Fantastic opportunity to learn about inclusive STEM teaching through the Inclusive STEM Teaching Project This is an NSF-funded course that is available for free for anyone who wants to participate. The free Massive Open Online Course (MOOC) will be hosted next from October 2 – November 21, 2023 via edX.

By participating in this course, participants will learn how to:

  • Advance awareness, self-efficacy, and ability to cultivate inclusive classroom environments;
  • Support development as a reflective, inclusive practitioner;
  • Engage in reflection and discussion around topics of equity and inclusion across a variety of institutional contexts;
  • Implement inclusive teaching methods in classes which will remove common barriers and enhance learning in STEM for all students.

The course mainly consists videos of short presentations by experts in education and inclusive learning, who represent several institutions including the University of Georgia, Northwestern University, the University of Michigan, and others. Interspersed amongst the videos are discussion boards and opportunities for self-reflection. Additional videos feature student voices reflecting on their own experiences, and some very moving vignettes featuring professional actors. Each module includes a list of references for further reading. Participants can opt-into affinity groups held online or in some cases at their home institutions (for more information about local affinity groups see Between now and May 15, 2023 you can apply to be trained as a local faciltator – see

The course consists of five modules:

Module 1: Diversity, Equity and Inclusion in Learning and Teaching in Higher Education. This module explored Exploring Identity, Power, Privilege and Positionality, as well as hesitancies instructors might have about inclusive teaching, such as relevance to the subject matter, lack of skills, and lack of time (for a further discussion see the Barriers and Hesitancies Reflection activity).

Module 2: Instructor Identity and Experience in STEM Classrooms. This module introduces the importance of identity in social interactions, how power and privilege are linked to identity, and to what how showing humanity and vulnerability can support student outcomes.

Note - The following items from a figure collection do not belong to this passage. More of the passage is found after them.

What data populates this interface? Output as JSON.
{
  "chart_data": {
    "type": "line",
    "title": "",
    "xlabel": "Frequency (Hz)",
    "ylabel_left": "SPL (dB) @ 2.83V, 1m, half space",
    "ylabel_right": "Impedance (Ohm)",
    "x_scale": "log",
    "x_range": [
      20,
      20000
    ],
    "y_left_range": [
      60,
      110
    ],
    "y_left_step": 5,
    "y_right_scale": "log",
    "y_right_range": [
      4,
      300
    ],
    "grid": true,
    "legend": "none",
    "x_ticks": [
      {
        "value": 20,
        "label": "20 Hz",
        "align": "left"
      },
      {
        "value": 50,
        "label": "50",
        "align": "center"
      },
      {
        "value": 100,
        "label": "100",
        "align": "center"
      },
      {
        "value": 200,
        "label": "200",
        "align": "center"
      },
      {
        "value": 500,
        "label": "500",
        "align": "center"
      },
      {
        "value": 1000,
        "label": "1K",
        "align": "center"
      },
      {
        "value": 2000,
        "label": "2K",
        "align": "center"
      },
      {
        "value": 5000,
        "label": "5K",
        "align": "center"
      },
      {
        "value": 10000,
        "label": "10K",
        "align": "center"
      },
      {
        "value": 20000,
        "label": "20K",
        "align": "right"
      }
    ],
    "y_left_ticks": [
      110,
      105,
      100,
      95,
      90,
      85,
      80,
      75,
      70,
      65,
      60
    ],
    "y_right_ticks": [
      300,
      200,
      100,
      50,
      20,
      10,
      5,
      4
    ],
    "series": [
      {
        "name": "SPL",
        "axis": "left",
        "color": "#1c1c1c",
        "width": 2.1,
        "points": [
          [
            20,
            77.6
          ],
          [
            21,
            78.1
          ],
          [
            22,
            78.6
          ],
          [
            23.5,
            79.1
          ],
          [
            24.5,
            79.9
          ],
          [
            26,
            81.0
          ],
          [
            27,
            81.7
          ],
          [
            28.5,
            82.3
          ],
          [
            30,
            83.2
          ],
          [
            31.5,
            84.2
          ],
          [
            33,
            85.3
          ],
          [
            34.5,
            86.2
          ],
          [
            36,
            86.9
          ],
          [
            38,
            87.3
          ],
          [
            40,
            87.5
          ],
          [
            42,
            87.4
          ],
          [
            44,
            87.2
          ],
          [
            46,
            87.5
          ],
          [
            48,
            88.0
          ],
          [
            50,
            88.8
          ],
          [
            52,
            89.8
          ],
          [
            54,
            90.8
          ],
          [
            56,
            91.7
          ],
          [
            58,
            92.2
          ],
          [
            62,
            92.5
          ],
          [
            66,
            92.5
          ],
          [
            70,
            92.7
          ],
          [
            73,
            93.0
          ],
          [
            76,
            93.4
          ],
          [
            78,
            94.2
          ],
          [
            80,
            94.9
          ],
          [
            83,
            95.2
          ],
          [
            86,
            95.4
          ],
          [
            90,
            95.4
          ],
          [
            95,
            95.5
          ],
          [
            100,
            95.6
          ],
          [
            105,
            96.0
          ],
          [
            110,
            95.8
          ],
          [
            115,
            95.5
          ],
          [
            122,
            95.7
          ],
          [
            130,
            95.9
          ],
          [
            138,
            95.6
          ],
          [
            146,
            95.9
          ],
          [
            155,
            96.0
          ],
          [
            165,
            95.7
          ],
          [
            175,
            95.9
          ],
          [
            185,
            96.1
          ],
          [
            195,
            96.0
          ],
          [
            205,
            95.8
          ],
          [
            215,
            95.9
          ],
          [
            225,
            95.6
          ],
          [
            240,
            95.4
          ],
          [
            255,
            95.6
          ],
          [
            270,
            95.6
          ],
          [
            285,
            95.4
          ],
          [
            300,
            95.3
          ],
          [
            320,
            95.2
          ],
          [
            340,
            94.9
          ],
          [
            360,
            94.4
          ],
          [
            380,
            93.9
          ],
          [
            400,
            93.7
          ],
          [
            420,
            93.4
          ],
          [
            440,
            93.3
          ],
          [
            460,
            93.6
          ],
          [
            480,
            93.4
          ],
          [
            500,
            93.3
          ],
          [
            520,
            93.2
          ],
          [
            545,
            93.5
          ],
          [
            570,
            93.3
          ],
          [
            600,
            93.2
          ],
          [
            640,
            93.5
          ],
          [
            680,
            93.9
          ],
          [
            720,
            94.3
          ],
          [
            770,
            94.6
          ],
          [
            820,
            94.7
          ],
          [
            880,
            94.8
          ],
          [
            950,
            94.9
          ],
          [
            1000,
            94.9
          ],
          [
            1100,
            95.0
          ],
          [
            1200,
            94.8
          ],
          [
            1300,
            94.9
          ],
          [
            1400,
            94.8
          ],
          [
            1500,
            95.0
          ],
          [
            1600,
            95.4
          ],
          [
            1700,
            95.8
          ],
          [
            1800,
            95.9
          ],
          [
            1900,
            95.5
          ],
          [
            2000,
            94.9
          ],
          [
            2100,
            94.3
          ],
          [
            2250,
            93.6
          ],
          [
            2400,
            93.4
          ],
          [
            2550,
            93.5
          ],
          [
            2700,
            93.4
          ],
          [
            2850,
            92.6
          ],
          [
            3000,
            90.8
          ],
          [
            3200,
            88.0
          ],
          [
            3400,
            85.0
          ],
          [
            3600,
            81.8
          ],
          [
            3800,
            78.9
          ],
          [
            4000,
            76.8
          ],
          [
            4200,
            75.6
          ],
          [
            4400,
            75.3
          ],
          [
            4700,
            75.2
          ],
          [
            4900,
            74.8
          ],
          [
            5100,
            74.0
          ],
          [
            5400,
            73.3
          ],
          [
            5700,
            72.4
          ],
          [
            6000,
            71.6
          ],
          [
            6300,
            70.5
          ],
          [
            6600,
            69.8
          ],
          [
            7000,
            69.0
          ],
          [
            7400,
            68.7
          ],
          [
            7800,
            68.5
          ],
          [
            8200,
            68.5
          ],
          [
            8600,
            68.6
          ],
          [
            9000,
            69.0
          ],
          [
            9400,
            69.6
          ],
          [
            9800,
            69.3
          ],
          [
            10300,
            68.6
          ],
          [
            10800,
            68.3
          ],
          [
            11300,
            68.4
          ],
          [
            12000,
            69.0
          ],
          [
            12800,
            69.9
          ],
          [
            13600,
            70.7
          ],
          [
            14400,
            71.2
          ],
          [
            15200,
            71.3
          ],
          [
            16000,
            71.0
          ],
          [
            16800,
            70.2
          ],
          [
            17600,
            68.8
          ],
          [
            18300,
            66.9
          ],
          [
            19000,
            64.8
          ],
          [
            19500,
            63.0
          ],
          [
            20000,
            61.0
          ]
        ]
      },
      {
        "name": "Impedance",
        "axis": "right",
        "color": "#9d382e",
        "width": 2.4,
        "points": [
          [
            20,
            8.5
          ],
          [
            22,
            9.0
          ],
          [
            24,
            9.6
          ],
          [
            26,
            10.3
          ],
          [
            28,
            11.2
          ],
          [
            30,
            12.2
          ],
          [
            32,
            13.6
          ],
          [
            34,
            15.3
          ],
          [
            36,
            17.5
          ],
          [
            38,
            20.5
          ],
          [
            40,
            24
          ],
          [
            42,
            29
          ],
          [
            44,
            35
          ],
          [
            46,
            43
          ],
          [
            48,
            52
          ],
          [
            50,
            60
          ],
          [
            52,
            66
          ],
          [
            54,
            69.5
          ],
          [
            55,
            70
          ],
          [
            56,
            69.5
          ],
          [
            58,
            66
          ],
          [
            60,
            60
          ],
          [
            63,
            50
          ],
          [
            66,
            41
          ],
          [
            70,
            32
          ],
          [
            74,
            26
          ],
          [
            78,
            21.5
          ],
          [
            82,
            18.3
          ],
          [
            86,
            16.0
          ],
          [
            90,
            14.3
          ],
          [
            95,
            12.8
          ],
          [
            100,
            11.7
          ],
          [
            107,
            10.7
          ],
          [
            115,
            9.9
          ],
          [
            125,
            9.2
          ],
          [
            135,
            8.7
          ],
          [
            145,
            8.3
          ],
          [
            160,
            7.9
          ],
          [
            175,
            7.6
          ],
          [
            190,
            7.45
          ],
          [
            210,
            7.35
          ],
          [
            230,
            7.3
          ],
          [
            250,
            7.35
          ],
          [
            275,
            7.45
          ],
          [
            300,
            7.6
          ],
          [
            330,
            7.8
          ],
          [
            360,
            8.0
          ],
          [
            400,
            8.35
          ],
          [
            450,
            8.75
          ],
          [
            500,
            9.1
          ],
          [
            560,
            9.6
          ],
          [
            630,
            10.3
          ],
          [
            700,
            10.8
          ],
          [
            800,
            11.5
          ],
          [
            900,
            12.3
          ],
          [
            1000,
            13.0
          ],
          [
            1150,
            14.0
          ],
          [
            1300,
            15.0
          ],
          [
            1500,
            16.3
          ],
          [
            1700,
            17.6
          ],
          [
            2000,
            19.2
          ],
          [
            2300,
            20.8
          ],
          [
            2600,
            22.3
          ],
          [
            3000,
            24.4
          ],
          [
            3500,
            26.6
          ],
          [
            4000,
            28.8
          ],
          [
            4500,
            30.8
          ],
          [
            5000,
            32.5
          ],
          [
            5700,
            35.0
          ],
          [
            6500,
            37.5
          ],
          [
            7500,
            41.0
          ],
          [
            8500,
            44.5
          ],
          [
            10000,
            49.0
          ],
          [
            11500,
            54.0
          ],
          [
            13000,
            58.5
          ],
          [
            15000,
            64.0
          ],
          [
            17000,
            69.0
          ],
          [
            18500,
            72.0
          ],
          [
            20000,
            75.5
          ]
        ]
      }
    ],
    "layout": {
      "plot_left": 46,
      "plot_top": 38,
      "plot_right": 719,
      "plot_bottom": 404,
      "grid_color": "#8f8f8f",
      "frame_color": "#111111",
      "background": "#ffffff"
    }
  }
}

Module 3: Student Identity. Students with marginalized identities can experience environmental omissions and insults, discrimination and harassment, historical and vicarious trauma, microaggressions, and imposter feeling. This module considers the impact of these experiences on students’ classroom experiences and learning.

Module 4: Creating an Inclusive STEM Course. This module looks at many facets of course development and how they can be optimized for inclusive teaching, including the syllabus, universal design, active learning and assessment. It’s full of clear, specific guidelines.

Module 5: Climate in the STEM Classroom. The final module looks at instructor behavior in the classroom and demonstrates examples of effective and less effective practices. Group work, when done well, can enhance students’ feelings of belonging in STEM, so several resources focus on how to set up and manage productive, inclusive group projects and discussions.

I found this course to be exceptionally informative and provide an easy way to take in a lot of useful information. The course will be repeated later this year and I highly recommend enrolling in it!

The course is free to participate in, although if you require a certificate of completion there is a small fee.